1. A method for facilitating a real estate transaction comprising the steps of:
receiving at least one site performance criteria from at least one prospective buyer;
receiving prospective site data regarding at least one prospective site from at least one prospective seller;
calculating the value of at least one prospective site metric using the prospective site data wherein the at least one prospective site metric corresponds to at least one of the site performance criteria;
evaluating the at least one prospective site metric using a predetermined set of filtering criteria;
determining whether the at least one prospective site meets the site performance criteria based on the evaluation of the prospective site data and the at least one prospective site metric; and
displaying the degree to which the at least one prospective site meets the site performance criteria.
2. The method of claim 1 further comprising the step of screening the prospective site data using the predetermined set of filtering criteria.
3. The method of claim 1 wherein the predetermined set of filtering criteria is comprised of the site performance criteria.
4. The method of claim 1 wherein the predetermined set of filtering criteria is at least partially calculated using the site performance criteria.
5. The method of claim 1 wherein the site performance criteria comprises at least one of sales, market share, profit and market potential.
6. The method of claim 1 wherein the predetermined set of filtering criteria comprises at least one of geographic location, proximity to at least one type of business, site size, listed price, demographic information from the surrounding area and whether the site is located within a predetermined optimal market area.
7. The method of claim 1 wherein the calculating of at least one prospective site metric comprises the steps of deriving a primary market area for the prospective site, extracting consumer data from within the prospective site primary market area and using the extracted data to calculate the prospective site metric.
8. The method of claim 7 wherein deriving a primary market area for the prospective site comprises the steps of creating a primary market polygon for each existing prospective buyer location, computing the land area of each primary market polygon and generating a statistical model that predicts the area of a primary market polygon based on the computed land areas.
9. The method of claim 8 wherein the statistical model is generated using linear regression modeling.
10. The method of claim 8 wherein creating a primary market polygon is comprised of the steps of receiving client customer household data for an existing prospective buyer store, geocoding existing customer household data to obtain address-level latitude and longitude coordinate for existing customers and creating a polygon connecting a predetermined percentage of customer household locations around the existing prospective buyer location.
11. The method of claim 10 wherein the polygon connecting a predetermined percentage of customer household locations around the existing prospective buyer location is created by a convex hull computational routine.

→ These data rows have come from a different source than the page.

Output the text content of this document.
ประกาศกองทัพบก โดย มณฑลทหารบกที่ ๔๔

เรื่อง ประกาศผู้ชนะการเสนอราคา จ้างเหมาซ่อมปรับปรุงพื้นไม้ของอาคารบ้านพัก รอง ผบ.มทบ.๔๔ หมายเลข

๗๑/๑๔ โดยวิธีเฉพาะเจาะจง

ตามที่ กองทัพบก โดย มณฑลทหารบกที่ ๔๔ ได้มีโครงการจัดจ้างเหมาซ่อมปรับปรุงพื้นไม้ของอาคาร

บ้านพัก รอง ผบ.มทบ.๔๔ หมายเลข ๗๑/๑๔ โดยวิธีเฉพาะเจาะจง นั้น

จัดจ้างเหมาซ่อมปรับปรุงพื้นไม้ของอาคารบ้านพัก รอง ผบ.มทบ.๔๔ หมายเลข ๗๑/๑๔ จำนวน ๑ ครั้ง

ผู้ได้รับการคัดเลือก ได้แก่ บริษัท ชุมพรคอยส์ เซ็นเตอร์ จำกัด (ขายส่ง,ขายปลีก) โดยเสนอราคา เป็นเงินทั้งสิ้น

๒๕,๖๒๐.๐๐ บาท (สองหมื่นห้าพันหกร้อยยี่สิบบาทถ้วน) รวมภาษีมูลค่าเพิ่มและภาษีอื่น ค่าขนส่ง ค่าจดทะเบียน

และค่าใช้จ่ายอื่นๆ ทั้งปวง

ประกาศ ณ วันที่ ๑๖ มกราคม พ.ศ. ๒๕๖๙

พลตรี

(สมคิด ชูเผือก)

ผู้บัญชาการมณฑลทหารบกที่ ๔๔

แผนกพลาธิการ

12. The method of claim 7 wherein the prospective site metric is tabulated using a statistically derived model based on attributes of existing prospective buyer locations.
13. The method of claim 12 wherein the attributes of existing prospective buyer locations comprise size, age, format, design, layout, proximity to competitors, mystery shopping score, customer satisfaction score, advertising expenditures, brand awareness, operator quality, visibility and available consumer amenities.
14. The method of claim 7 wherein tabulating the prospective site metric comprises the steps of determining a set of key similarity factors based on existing prospective buyer locations, computing non-market factors, extracting key similarity factor data from the prospective site and existing prospective buyer locations, comparing the prospective site and existing prospective buyer site data for each key factor and assigning a similarity score based upon the data comparison.
15. The method of claim 14 wherein key similarity factors comprise at least one of income, households, workplace population and age of population for each existing prospective buyer location's primary market area.
16. The method of claim 14 wherein non-market factors comprise at least one of the number of competitors in the primary market area, size of prospective site and type of prospective site.
17. A system for facilitating a real estate transaction comprising:
a server for storing prospective site data regarding at least one prospective site from at least one prospective seller and for storing site performance criteria from at least one prospective buyer;
a user interface allowing prospective buyers and sellers to check the status of prospective sites; and
a filtering module enabling evaluation of the prospective site data using a predetermined set of filtering criteria;
a modeling module enabling calculation of the value of at least one prospective site metric using the prospective site data wherein the at least one prospective site metric corresponds to at least one of the site performance criteria;
a scoring module enabling evaluation of the at least one prospective site metric using the predetermined set of filtering criteria and determination of whether the at least one prospective site meets the site performance criteria based on the evaluation of the prospective site data and the at least one prospective site metric; and
an output module enabling generation of a signal indicating the degree to which the at least one prospective site meets the site performance criteria.
18. The system of claim 17 wherein the user interface is a website.
19. The system of claim 17 wherein the site performance criteria comprises at least one of sales, market share, profit and market potential.
20. The system of claim 17 wherein the predetermined set of filtering criteria comprises at least one of geographic location, proximity to at least one type of business, site size, listed price, demographic information from the surrounding area and whether the site is located within a predetermined optimal market area.
21. A method for facilitating the purchase of commercial real estate comprising the steps of:
inputting site performance criteria and filtering criteria;
receiving prospective site data regarding at least one prospective site from at least one prospective seller;
evaluating the prospective site data using the filtering criteria;
receiving at least one prospective site metric based on the prospective site data;
evaluating the at least one prospective site metric using the filtering criteria;
receiving a determination of whether the at least one prospective site meets the site performance criteria based on the evaluation of the prospective site data and the at least one prospective site metric; and
determining whether to make an offer for the prospective site.